Baker's "Mommy and Me" baby swim classes have become more accessible and popular in recent years. There are numerous classes available for participation and plenty of private instructors for hire. These classes require active in-water participation from both parent and baby.

If your little one already knows how to swim, don't assume he or she is safe in the water alone. Often, many parents overestimate their children's swimming capabilities. Always vigilantly supervise your children in the pool. It is important to remember: if you are not looking, then you are not watching. So, put the phone down and be alert. It only takes a few seconds for an accident to happen.

It's always a good idea to enroll your experienced swimmer in refresher classes to strengthen his or her abilities.

5 tips for pool safety:

1. Always, always, always supervise! This holds true even if you are enjoying a public pool with a lifeguard on duty, and even if your kids are older, more proficient swimmers. Adult supervision is a must. Put your phone down but keep it nearby in case there is an accident.

2. An oldie but a goodie: no running! Pool decks are slippery and usually concrete -- not a good combination for little noggins.

3. If your child is just learning how to swim, make sure that flotation devices are U.S. Coast Guard approved.

4. No diving! Diving accidents can result in lifelong injuries.

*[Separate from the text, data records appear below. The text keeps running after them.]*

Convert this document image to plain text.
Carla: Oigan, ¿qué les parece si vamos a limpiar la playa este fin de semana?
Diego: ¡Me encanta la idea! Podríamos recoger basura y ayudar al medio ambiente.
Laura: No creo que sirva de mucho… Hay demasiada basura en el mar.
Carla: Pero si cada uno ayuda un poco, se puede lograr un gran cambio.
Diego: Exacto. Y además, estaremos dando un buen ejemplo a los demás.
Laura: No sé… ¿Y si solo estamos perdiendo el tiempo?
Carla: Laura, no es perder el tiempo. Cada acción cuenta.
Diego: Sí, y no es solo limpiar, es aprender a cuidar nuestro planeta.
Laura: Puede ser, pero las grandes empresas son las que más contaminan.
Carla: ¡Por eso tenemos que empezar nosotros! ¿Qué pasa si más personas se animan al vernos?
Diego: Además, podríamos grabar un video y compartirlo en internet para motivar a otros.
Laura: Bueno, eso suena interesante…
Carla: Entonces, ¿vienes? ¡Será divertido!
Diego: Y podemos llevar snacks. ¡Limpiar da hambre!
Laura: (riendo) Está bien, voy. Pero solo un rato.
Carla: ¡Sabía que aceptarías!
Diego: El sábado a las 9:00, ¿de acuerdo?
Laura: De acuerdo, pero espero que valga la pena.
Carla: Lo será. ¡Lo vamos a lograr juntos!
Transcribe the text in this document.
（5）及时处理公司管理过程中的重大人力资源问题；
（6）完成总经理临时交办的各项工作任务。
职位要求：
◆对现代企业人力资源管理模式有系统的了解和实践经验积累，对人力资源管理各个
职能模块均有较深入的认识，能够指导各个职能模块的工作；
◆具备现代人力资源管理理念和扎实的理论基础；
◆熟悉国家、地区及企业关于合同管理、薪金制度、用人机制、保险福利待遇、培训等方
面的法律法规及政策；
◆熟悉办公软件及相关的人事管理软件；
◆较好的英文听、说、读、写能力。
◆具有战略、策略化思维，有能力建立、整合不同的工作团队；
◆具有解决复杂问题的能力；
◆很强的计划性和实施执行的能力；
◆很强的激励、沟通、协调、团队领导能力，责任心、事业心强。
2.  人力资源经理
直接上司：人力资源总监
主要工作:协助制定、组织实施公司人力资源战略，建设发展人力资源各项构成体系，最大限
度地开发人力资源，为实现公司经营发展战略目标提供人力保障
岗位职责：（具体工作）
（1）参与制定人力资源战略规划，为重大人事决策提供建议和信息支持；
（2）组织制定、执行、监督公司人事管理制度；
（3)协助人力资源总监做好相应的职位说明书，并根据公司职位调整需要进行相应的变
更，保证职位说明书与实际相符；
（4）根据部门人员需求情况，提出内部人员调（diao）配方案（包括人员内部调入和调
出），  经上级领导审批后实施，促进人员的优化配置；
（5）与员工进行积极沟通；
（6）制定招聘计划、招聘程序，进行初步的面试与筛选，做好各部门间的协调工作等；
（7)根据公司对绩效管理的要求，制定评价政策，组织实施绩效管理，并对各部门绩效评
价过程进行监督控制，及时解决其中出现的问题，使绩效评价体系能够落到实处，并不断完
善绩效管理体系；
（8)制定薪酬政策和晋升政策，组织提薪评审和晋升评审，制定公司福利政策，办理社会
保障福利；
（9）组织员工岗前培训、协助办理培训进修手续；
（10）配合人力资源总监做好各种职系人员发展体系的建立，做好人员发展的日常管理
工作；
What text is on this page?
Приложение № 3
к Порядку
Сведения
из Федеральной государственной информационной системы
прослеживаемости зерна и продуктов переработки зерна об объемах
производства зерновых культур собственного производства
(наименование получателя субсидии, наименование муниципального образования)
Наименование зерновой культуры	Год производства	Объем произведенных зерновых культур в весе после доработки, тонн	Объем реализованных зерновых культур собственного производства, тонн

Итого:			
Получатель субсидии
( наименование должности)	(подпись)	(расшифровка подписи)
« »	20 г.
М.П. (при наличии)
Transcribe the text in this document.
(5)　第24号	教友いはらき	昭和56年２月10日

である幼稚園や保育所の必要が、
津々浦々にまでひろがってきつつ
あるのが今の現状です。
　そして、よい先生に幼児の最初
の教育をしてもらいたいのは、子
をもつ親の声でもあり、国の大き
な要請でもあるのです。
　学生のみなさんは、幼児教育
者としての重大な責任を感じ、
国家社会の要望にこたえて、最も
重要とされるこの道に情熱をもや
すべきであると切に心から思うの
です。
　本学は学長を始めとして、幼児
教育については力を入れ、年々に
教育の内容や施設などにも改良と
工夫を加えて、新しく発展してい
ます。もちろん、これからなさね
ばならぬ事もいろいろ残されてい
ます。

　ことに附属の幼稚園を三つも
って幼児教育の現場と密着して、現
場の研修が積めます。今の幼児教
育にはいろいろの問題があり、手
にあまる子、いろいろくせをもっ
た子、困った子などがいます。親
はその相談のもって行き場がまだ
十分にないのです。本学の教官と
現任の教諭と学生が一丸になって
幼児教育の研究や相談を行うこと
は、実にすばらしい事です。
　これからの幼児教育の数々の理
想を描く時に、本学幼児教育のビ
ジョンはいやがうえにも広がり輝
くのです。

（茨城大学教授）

5. When the pool is not in use, make sure it is barricaded. A minimum 4-foot fence with a self-locking, self-latching gate is recommended. Install a gate alarm inside of the house so you can hear if the pool is being raided. An in-pool alarm isn't a bad idea either. Pool alarms alert if someone jumps, falls or is pushed into the pool.

Local swim resources:

* McMurtrey Aquatic Center: A wide range of classes available, for babies to adults. "Water Babies" class for ages 6 months to 3 years. 852-7430

* Bakersfield College Summer Swim and Sports Camps: BC offers swimming lessons for all ages and other swimming activities. The contact is Tina Cummings. 395-4663

* American Kids Sports Center: Baby and toddler swim classes, and free infant swim class designed for infants 6 weeks to 6 months. Call for information. This class fills up quickly. 589-2100

* Bakersfield Swim Academy: Founded by a bronze medal-winning Olympian, the academy provides instruction for the beginner to expert. "Parent and Me" class. Minimum age: 6 months. 615-6530

-- Katie Kirschenmann

Exercise of the month: bench dips, triceps

Find a sturdy bench or chair. With your back to the bench, bend your legs and place your hands on the front edge of the bench. Place your feet in front of you, so most of your body weight is resting on your arms. Bend your arms and slowly lower your body until your upper arms are parallel with the floor, dropping your hips straight down. Straighten your arms to return to the starting position. Begin with two sets of 10, and build up to three sets of 15. Even better, incorporate your dips within your morning walk or run, using benches along the bike trail or park.